CQ 5.4. I'm trying to get accented characters to be indexed with the same weight as their non-accented equivalents. So a search for "biere" would return the same results as a search for "bière".
From what I've read on Lucene and Jackrabbit documentation, the way to do this would be to specify in the workspace.xml config <SearchIndex>...</SearchIndex> the param:
<param name="analyzer" value="org.apache.lucene.analysis.ASCIIFoldingFilter"/>
or any similar classes specified here: http://lucene.apache.org/core/3_6_0/api/all/org/apache/lucene/analysis/package-summary.htm l.
However it seems like none of these classes are in scope in CQ:
06.11.2012 16:43:15 *WARN * SearchIndex: Invalid Analyzer class: org.apache.lucene.analysis.ASCIIFoldingFilter (SearchIndex.java, line 1698)
I'm wondering how to load analyzer classes. Should I build the default Lucene package as an OSGi bundle?
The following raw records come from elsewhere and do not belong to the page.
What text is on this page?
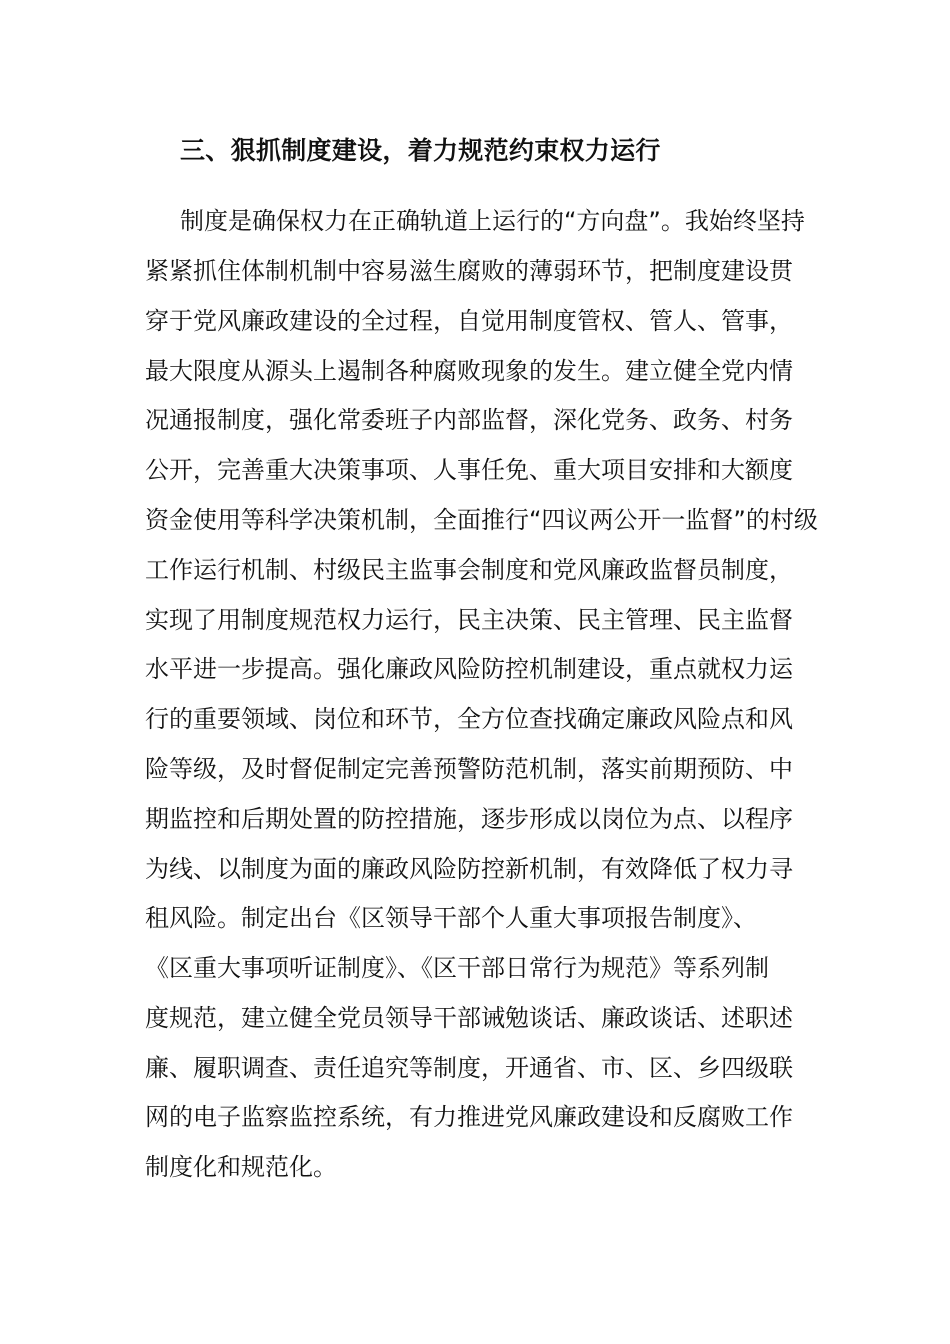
三、狠抓制度建设，着力规范约束权力运行
制度是确保权力在正确轨道上运行的“方向盘”。我始终坚持
紧紧抓住体制机制中容易滋生腐败的薄弱环节，把制度建设贯
穿于党风廉政建设的全过程，自觉用制度管权、管人、管事，
最大限度从源头上遏制各种腐败现象的发生。建立健全党内情
况通报制度，强化常委班子内部监督，深化党务、政务、村务
公开，完善重大决策事项、人事任免、重大项目安排和大额度
资金使用等科学决策机制，全面推行“四议两公开一监督”的村级
工作运行机制、村级民主监事会制度和党风廉政监督员制度，
实现了用制度规范权力运行，民主决策、民主管理、民主监督
水平进一步提高。强化廉政风险防控机制建设，重点就权力运
行的重要领域、岗位和环节，全方位查找确定廉政风险点和风
险等级，及时督促制定完善预警防范机制，落实前期预防、中
期监控和后期处置的防控措施，逐步形成以岗位为点、以程序
为线、以制度为面的廉政风险防控新机制，有效降低了权力寻
租风险。制定出台《区领导干部个人重大事项报告制度》、
《区重大事项听证制度》、《区干部日常行为规范》等系列制
度规范，建立健全党员领导干部诫勉谈话、廉政谈话、述职述
廉、履职调查、责任追究等制度，开通省、市、区、乡四级联
网的电子监察监控系统，有力推进党风廉政建设和反腐败工作
制度化和规范化。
Or is there another way?
Please note that CQ 5.4 is bundled with Lucene version 2.4.1 which does not have the ASCIIFoldingFilter yet (check the list of available analyzer filters: find <CQ_HOME> -name "lucene-core*.jar" | xargs jar tf | grep "analysis/.*Filter").
As an alternative, you can use the ISOLatin1AccentFilter (org.apache.lucene.analysis.ISOLatin1AccentFilter) which should satisfy the requirement of your use case (i.e. replacing accented characters by their unaccented equivalent).
On a side note: As CQ 5.5 is bundled with Lucene version 3.0.3, you will be able to use ASCIIFoldingFilter which deprecates ISOLatin1AccentFilter in newer versions of Lucene.